May 23, 2011
There are bigger spectator sports, but none with more participants than choral singing. Surprising but true: more Americans sing in choruses, chorales, choirs, glee clubs and other vocal groups — both professional and amateur — than engage in football, baseball, tennis, even Greco-Roman wrestling. (Fantasy Football has an impressive figure, with an estimated 27 million participants.)
Chorus America, which is holding its 34th annual convention in San Francisco June 8-11, claims that 42.6 million people in the U.S. sing in more than 270,000 choruses today. That's an incredibly high number, based on questionable survey methods and it creates such unlikely scenarios as 157.7-member average vocal groups. But the point is clear and obvious: Choral singing is wildly popular.
"Data collected by Chorus America show that an overwhelming number of people regularly sing in more than one chorus at a time," says Ann Meier Baker, president and CEO of the service organization based in Washington, D.C. "It really becomes a way of life for this staggering number of people. And since most choral singers started singing as children and continue to sing throughout their lives, this way of life truly lasts a lifetime."

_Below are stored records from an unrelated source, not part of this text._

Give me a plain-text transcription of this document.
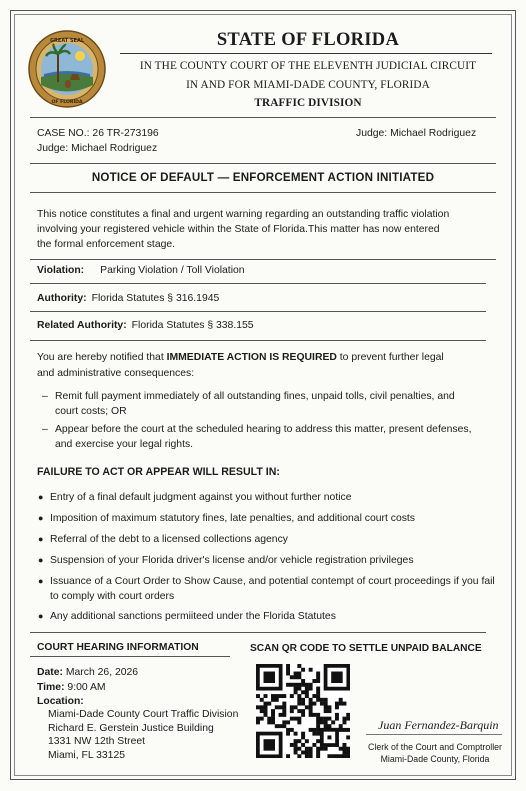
GREAT SEAL
OF FLORIDA
STATE OF FLORIDA
IN THE COUNTY COURT OF THE ELEVENTH JUDICIAL CIRCUIT
IN AND FOR MIAMI-DADE COUNTY, FLORIDA
TRAFFIC DIVISION
CASE NO.: 26 TR-273196	Judge: Michael Rodriguez
Judge: Michael Rodriguez
NOTICE OF DEFAULT — ENFORCEMENT ACTION INITIATED
This notice constitutes a final and urgent warning regarding an outstanding traffic violation
involving your registered vehicle within the State of Florida.This matter has now entered
the formal enforcement stage.
Violation: Parking Violation / Toll Violation
Authority: Florida Statutes § 316.1945
Related Authority: Florida Statutes § 338.155
You are hereby notified that IMMEDIATE ACTION IS REQUIRED to prevent further legal
and administrative consequences:
– Remit full payment immediately of all outstanding fines, unpaid tolls, civil penalties, and
court costs; OR
– Appear before the court at the scheduled hearing to address this matter, present defenses,
and exercise your legal rights.
FAILURE TO ACT OR APPEAR WILL RESULT IN:
● Entry of a final default judgment against you without further notice
● Imposition of maximum statutory fines, late penalties, and additional court costs
● Referral of the debt to a licensed collections agency
● Suspension of your Florida driver's license and/or vehicle registration privileges
● Issuance of a Court Order to Show Cause, and potential contempt of court proceedings if you fail
to comply with court orders
● Any additional sanctions permiiteed under the Florida Statutes
COURT HEARING INFORMATION
Date: March 26, 2026
Time: 9:00 AM
Location:
Miami-Dade County Court Traffic Division
Richard E. Gerstein Justice Building
1331 NW 12th Street
Miami, FL 33125
SCAN QR CODE TO SETTLE UNPAID BALANCE
Juan Fernandez-Barquin
Clerk of the Court and Comptroller
Miami-Dade County, Florida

What is the role of Chorus America?
San Francisco Symphony Chorus Director Ragnar Bohlin compares the older and bigger American Choral Director Association with Chorus America, which, he says, is "aiming at directors of professional and independent choirs, as opposed to ACDA, which at the time was focused more on high school and church choirs.
Over the years both organizations have started to overlap each other, so that they have activities directed to choirs of all categories. "Chorus America," says Bohlin, "is known for having a very exciting array of lectures, both on musical and organizational topics, high level performances and workshops of various kinds. It is also a great way to connect with colleagues from all over the U.S."
Baker says while some of the other organizations focus specifically on the choral director, Chorus America supports the whole organization:
This is especially important for independent choruses — those not supported by a church or a school. In addition to artistic information we share, these independent choruses need Chorus America’s help with governance, management, marketing, and other information that is critical for nonprofit organizations to thrive in these times. If a school choir, for example, doesn’t have a big audience for a concert, they still have the support of their institution. But if independent choirs have lots of empty seats in the hall and losses earned income, they can lose their shirts.
For Baker, choral singing is, "part of my own DNA. My Mom was a high school choral director for more than 35 years and served in various regional, state and national leadership positions with several different organizations so I learned a lot from her. I went on to major in choral music education in college, sang professionally for a time, and have held several positions with national music organizations. Chorus America’s work is really at the heart of who I am personally and I’ve been privileged to serve as its CEO for more than a decade."
Founded in 1977, Chorus America includes more than 2,000 choruses, with individuals, businesses, and singers among its members. ACDA, started in 1959, serves some 19,000 members. These two and other choral organizations across the country are expected to come together at the National Symposium on American Choral Music, to be held in Washington, D.C., June 29-30, 2012.
The event will showcase the American Choral Music Web site hosted by the Library of Congress, built as a result of a five-year collaboration with ACDA. Initially the site will focus on the period between 1870 and 1923.
Chorus America is returning to the Bay Area, which, Baker says, has an unusually large and diverse choral community.
In fact, a whopping 500 choruses have been identified and catalogued in the Bay Area Choral Directory. The Bay Area’s vibrant choral community and the fact that the conference is being hosted by two stellar ensembles— the San Francisco Girls Chorus and Chanticleer— makes San Francisco the perfect place for our conference. Registrations have flown off the shelf and, for the first time in Chorus America’s history, the annual conference has completely sold out. Each day of the conference will showcase a different local area chorus and the San Francisco Conservatory Concert Hall will be overflowing with an avid audience for every one.
In San Francisco, the only Chorus America event open to the public is the "Community Sing With Chanticleer," at 2:15 p.m., June 11, in the International High School Gymnasium, at 150 Oak St., adjacent to the San Francisco Conservatory of Music. Reservations are required and can be made online. Chanticleer and San Francisco Girls Chorus are co-hosts of the conference.
For the estimated 500 members of Chorus America attending the conference, activities include concerts, open rehearsals, conducting masterclasses, special sessions on specific repertoire, as well as sessions for chorus directors, managers, board members, singers, and patrons.
Local notables participating in the conference include Bohlin, John Adams, Vance George, Jeffrey Thomas, Conrad Susa, Mason Bates, David Conte, Eric Banks, Janet Brown, Tania Leon, Joan Szymko, Matthew Oltman, James Meredith, Nancy Roberts, many others.